RBI to roll out risk-based premium model for deposit insurance


The RBI will now charge banks different deposit insurance fees based on how risky they are, allowing safer banks to pay less premium.

IMAGE: A man stands in front of the Reserve Bank of India (RBI) logo inside its headquarters in Mumbai. Photograph: Francis Mascarenhas/Reuters

Key Points

  • RBI has introduced a risk-based premium (RBP) system for deposit insurance.
  • The new system replaces the flat-rate premium in place since 1962.
  • Premiums will now range from 8 paise to 12 paise per ₹100 of deposits.
  • Stronger banks pay lower premiums; riskier banks pay more.
  • Cooperative banks, payments banks and urban co-op banks will continue to pay the flat rate for now.
  • Banks cannot publicly disclose their risk category.

Risk decides insurance cost

The Reserve Bank of India (RBI) has announced the introduction of a risk-based premium (RBP) framework for deposit insurance, which will come into effect from April 1.

The framework, which replaces the flat-rate premium system in place since 1962, will be reviewed at least once every three years.

The move is aimed at incentivising sound risk management practices by banks and lowering premium costs for stronger institutions.

Currently, banks pay a uniform premium of 12 paise per ₹100 of assessable deposits.

End of flat-rate pricing

While the flat-rate system is easy to administer, it does not differentiate between banks based on their financial soundness. 

Under the RBP regime, banks will be classified into four risk categories — A, B, C and D — with Category A representing the lowest risk.

Premium rates will range from 8 paise to 12 paise per ₹100 of assessable deposits, offering a discount of up to 33.3 per cent to the strongest banks.

The risk categorisation will be based on the latest available audited financial year-end data and supervisory ratings.

Banks will be required to pay the insurance premium in advance for the first half of FY27 (April-September 2026) by May 31, based on assessable deposits as of March 31. 

If supervisory ratings or financial data for the relevant year are unavailable, the most recent available data will be used.

For example, if the supervisory rating for March 2025 is not available, the rating as of March 2024 will be considered. A similar approach will apply for the second half of FY27.

 

Discounts for strong banks

The framework adopts a two-tier rating methodology.

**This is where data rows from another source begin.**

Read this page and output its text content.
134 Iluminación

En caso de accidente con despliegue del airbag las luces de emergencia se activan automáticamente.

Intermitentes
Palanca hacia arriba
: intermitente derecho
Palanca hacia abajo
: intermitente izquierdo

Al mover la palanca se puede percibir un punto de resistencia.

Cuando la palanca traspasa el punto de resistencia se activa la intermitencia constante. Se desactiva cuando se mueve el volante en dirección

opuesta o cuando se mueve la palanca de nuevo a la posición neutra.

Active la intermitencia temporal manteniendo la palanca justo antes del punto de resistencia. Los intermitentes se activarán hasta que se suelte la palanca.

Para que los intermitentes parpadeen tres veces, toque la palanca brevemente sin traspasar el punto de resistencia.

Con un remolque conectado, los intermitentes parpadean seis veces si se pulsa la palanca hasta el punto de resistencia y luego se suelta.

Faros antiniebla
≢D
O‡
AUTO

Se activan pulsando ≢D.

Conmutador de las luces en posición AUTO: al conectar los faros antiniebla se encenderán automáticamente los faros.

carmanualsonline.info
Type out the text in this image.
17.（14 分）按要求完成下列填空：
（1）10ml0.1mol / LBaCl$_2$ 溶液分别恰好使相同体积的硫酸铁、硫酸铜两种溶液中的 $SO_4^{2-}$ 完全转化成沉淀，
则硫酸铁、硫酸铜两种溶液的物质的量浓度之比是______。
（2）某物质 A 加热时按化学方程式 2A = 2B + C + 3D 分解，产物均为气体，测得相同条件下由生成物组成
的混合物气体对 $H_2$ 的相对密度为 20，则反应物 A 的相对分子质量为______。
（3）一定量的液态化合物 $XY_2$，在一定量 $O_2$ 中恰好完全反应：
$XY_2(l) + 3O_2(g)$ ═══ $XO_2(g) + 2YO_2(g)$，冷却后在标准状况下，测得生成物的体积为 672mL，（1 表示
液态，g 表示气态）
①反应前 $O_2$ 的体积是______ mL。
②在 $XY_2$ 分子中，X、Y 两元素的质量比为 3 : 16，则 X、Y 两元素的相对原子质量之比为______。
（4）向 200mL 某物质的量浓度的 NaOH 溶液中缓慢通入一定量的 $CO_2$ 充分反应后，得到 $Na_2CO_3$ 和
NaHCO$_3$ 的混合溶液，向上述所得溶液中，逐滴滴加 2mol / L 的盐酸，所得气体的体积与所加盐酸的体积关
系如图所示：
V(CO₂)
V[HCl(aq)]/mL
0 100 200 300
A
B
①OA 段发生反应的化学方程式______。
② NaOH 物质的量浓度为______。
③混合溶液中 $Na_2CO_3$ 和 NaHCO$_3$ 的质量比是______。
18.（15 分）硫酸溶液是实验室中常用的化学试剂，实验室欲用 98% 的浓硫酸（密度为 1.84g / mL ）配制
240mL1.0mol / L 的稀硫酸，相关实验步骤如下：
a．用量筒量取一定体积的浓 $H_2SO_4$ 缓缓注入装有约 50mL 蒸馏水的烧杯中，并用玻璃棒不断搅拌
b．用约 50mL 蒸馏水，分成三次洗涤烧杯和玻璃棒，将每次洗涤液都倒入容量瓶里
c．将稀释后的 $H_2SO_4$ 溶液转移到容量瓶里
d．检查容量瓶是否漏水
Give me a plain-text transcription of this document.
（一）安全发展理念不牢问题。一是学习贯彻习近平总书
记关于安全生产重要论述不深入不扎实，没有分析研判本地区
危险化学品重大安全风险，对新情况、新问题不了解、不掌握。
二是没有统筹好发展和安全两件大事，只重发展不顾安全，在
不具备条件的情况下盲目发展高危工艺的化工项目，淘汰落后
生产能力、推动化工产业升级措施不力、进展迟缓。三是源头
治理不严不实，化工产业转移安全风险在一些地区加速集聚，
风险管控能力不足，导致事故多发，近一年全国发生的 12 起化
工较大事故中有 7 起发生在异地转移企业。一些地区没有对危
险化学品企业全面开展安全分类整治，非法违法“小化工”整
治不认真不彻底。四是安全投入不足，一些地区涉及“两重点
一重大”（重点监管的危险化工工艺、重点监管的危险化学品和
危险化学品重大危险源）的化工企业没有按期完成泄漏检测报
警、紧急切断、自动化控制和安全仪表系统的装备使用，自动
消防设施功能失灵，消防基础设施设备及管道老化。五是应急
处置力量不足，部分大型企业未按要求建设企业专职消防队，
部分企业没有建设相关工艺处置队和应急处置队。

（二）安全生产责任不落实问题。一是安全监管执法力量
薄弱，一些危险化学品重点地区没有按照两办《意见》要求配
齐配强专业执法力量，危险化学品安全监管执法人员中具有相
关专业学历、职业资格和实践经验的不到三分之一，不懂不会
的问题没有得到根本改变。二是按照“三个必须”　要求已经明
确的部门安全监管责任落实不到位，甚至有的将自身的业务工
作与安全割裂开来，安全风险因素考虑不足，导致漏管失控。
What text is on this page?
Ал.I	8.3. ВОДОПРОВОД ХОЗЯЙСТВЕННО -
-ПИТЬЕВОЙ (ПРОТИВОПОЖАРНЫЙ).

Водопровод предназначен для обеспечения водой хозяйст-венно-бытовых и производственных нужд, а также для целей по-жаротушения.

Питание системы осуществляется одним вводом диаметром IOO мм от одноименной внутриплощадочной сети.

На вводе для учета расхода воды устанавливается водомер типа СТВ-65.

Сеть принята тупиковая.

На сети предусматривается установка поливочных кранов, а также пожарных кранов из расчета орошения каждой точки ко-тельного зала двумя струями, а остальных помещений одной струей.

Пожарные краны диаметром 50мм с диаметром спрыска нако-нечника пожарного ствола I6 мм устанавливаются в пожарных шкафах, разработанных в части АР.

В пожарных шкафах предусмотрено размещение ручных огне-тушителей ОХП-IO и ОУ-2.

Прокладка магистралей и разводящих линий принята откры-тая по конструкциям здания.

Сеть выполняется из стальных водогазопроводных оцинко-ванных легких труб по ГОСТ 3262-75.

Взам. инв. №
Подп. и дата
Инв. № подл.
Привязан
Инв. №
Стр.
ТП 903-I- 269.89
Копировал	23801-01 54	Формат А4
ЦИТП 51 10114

Scheduled commercial banks, excluding regional rural banks (RRBs), will be assessed under a Tier-I model that incorporates supervisory ratings, quantitative financial indicators, and the potential loss to the Deposit Insurance Fund in the event of a bank failure.

Cooperative banks and RRBs will be evaluated under a Tier-II model, which places greater weight on financial ratios and governance-related indicators.

Payments banks and local area banks will continue to pay the card rate due to data limitations for risk-based pricing.

Urban cooperative banks will also continue to pay the card rate of 12 paise per ₹100 of assessable deposits.

Vintage incentive

The RBI has also introduced a vintage incentive under the framework. Banks with long-standing, stress-free operations will be eligible for a discount of 1 per cent for each completed year, capped at 25 per cent, provided there is no history of restructuring or major regulatory intervention.

For cooperative banks and Tier-IV urban cooperative banks, a flat vintage incentive of 25 per cent will apply after completion of 25 years of satisfactory operations without distress events.

“In the event of restructuring or major distress, the vintage incentive will be recalculated from the date of such restructuring or distress.

The end date of the financial year will be considered for computing the incentive,” the RBI said.

The existing requirement for banks to disclose the exact DICGC premium amount paid in the ‘Notes to Accounts’ will be discontinued.

Confidential risk ratings

The RBI will issue a separate circular on revised disclosure norms.

Banks will instead be required to state in their annual reports that the applicable deposit insurance premium was paid to DICGC within the prescribed timelines.

Any delay in payment will also have to be disclosed.

While DICGC will communicate a bank’s risk category to its managing director or chief executive officer in strict confidence, banks will not be permitted to disclose their risk ratings or use them for business solicitation.